Housewarming Harissa Chicken and Rice

6 05 2010

Moving house always shakes up the routine.  Starting a few weeks before the move, Nick and I tried to concentrate on eating up what we had in the fridge and pantry, to reduce the amount of stuff that had to be packed as much as possible.  I stopped getting the CSA share for a few weeks, and moved into a kitchen where there was no oven (there is now), a half-size fridge (getting replaced with a big one on Saturday, normalement), and two (only two!!!) induction burners, which have taken some getting used to.

Of course the days surrounding the move were fueled mostly by quick meals, some (Restaurant Raviolis) better than others (Subway).  The morning after we moved, breakfast consisted of green tea and Reese’s Peanut Butter Cups.  I’m telling you that because I think it’s hilarious, and because I think that anyone who’s ever moved a kitchen will understand.  For lunch that day we went to L’As du Fallafel, and dinner was at one of our new neighborhood’s sixty kajillion Indian places.  We had some very simple dinners the next couple of nights – tomato sauce with mushrooms over pasta, grilled cheese sandwiches with tomato soup – but soon the urge to cook came back.

Easy, fresh, and spicy!

It was fueled in part by this recipe for Spicy Citrus Shrimp I saw on The Kitchen Illiterate.  It sounded so easy, quick, and simple, and I’m always looking for excuses to bust out the harissa.  Plus, blood oranges were the weekly special at one of the fruit-and-vegetable shops down the street.  But moving can leave one feeling poor, and shrimp just sounded too rich for my blood.  So chicken it was.  I made a marinade using harissa, blood orange and lemon juice, garlic (my addition), salt, and olive oil.  I made just enough to coat the chicken, plus a little extra for saucy goodness further down the road.  Got some rice going, and grabbed a quick shower while it cooked (oh, the busy lives of Parisian pastry chefs). 

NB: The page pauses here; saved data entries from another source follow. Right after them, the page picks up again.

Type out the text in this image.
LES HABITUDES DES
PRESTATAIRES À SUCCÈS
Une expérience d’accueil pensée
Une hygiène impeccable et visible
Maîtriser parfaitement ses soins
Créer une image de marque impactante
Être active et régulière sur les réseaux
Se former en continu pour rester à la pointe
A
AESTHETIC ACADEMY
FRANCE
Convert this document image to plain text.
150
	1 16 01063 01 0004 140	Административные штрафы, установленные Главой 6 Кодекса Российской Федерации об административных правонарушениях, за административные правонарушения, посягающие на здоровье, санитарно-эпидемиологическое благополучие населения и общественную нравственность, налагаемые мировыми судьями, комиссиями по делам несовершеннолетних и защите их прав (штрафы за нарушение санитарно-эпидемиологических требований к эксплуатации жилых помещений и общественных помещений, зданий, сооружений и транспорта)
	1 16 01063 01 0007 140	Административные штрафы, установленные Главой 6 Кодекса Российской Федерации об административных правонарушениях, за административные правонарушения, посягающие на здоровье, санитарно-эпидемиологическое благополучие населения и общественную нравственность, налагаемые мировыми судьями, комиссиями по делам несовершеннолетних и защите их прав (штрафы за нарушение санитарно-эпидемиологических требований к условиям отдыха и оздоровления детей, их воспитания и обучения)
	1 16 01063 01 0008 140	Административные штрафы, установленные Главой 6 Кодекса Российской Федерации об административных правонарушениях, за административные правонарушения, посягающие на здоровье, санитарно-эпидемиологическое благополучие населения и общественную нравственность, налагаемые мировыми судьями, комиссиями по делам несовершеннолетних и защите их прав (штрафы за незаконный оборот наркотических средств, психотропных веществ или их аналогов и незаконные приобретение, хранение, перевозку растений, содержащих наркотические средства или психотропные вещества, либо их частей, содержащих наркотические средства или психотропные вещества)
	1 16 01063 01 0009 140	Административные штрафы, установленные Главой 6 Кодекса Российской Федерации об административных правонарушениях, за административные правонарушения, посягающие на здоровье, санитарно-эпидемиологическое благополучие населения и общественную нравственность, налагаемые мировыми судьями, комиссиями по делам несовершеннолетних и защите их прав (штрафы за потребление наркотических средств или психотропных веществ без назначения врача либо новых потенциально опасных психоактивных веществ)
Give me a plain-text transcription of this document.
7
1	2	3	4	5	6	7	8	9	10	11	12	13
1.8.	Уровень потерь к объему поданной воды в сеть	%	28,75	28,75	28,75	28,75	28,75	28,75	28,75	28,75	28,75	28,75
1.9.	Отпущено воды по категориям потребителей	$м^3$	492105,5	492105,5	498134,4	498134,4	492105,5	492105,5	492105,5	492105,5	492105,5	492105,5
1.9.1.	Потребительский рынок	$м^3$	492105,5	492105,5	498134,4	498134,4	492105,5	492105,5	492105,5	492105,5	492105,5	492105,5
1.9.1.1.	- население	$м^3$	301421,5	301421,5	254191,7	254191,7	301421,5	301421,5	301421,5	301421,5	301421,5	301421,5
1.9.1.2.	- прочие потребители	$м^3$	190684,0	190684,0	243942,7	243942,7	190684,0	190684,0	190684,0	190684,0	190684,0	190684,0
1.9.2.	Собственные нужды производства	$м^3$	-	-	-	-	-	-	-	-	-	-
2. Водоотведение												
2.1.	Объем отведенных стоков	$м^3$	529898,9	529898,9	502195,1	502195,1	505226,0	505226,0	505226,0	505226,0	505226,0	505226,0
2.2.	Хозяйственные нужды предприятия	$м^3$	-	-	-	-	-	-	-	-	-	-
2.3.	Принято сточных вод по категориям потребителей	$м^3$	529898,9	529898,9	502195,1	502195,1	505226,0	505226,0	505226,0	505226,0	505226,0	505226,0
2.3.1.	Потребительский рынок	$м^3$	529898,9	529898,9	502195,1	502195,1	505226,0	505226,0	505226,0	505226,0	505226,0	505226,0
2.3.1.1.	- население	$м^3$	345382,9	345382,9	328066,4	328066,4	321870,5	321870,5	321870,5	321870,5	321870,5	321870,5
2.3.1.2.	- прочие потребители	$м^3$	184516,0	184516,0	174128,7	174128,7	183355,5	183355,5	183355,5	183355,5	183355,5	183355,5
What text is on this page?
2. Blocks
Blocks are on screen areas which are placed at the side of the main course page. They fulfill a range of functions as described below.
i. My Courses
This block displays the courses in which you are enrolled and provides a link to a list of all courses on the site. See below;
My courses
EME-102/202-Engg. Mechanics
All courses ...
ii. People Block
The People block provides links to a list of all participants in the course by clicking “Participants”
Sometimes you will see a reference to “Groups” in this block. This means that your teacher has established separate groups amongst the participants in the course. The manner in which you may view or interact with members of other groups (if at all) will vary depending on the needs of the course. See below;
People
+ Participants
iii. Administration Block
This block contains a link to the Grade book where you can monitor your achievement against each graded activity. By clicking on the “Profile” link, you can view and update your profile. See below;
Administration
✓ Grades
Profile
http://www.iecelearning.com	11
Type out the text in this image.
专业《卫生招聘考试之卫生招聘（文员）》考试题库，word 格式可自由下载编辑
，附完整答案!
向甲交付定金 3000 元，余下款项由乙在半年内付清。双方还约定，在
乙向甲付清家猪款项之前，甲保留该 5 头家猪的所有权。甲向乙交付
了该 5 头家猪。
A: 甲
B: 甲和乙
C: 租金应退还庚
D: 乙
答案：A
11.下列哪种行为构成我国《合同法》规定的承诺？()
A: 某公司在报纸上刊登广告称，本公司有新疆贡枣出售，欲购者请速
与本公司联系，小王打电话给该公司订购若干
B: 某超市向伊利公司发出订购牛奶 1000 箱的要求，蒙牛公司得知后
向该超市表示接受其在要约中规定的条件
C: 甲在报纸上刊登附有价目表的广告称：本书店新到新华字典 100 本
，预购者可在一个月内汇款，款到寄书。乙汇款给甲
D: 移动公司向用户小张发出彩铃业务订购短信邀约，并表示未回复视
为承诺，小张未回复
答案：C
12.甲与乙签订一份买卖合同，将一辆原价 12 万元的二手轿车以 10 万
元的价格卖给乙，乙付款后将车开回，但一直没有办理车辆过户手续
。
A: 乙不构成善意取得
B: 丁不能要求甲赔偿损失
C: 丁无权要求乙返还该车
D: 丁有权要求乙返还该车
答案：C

When I came back, cleaned and ready to sauté, I learned something about my new stove: if I try to put two pans on it at once, a) they don’t both fit comfortably, and b) the stove starts pulsing instead of delivering even heat.  I also learned that despite the fact that the control panel goes to 12 (which, by the way, boils a pot of water in under 3 minutes), the maximum total capacity is 20.  That means that if I have one burner on 12, the other can only go up to 8.  Having learned all this in the space of about 30 seconds, I dumped the chicken, sauce and all, in a screaming hot nonstick pan (brand new, because my old one didn’t play well – or at all – with the induction top) and savored the sweet-spicy aromas that came forth.  I added the rice and some baby spinach, stirred it all up, and scooped it into shallow bowls.  Pine nuts and juicy segments of blood orange became garnish.  Nick and I sat down to dinner, accompanied by a glass of something robust and red from the Languedoc, and for the first time since moving, really felt like we were home.

On this day in 2008: An Oasis for Tea

Originally published on Croque-Camille.




11 responses

7 05 2010

You know your moving-in breakfast just made me love you even more, right?

So lovely that you were able to have a meal like this really *settle you in*, and it’s quite a looker, too! (And this coming from someone who doesn’t really enjoy pine nuts.)

P.S. Your stovetop makes me giggle, even though I feel I should also offer sympathy. But also, giggling.

7 05 2010
hungry dog

Always an adjustment getting used to a new kitchen, isn’t it? But this turned out just lovely. And anything that contains blood oranges sounds fabulous to me.
Glad you are “home” and settled.

9 05 2010
Lynsey James March

There’s nothing better than getting back to real food after all those quick meal moves! But this looks great, can’t wait to try it myself.

10 05 2010

Hannah – I don’t blame you for giggling. I think it’s pretty funny, too, when I’m not trying to cook two things at once. 😛

hungry dog – It is. But I kind of like how it makes me feel that even simple meals are a triumph.

12 05 2010
Tammy McLeod

Congratulations on being home. I also look for opportunities to bust out the Harissa!

12 05 2010

Lynsey – You’re right about that!

Tammy – The more I cook with it, the more surprisingly versatile I find it!

13 05 2010
Ann Mah

Sounds delicious, Camille. I’m fascinated by the induction stove. What kind of pans do you need?

13 05 2010

You’re back — and in the kitchen, too! Way to think fast and save your dinner. Yummy sounding harissa marinade, btw — might need to whip a bit up over here to top salmon or shrimp.

14 05 2010

Ann – Generally, most high-quality pans work with it. They have to have a magnetic component, such as stainless steel or cast iron. If there’s aluminum, it has to be of the clad-constructed variety.

Trisha – I think the harissa marinade would be good on just about anything! 🙂

15 05 2010

Oh my, that picture…

Adding another “must make that at home” mental note.

Hope you are doing well!

15 05 2010

Ryan – Thanks! You should definitely try this at home. Things are getting more settled here every day, which is a nice feeling.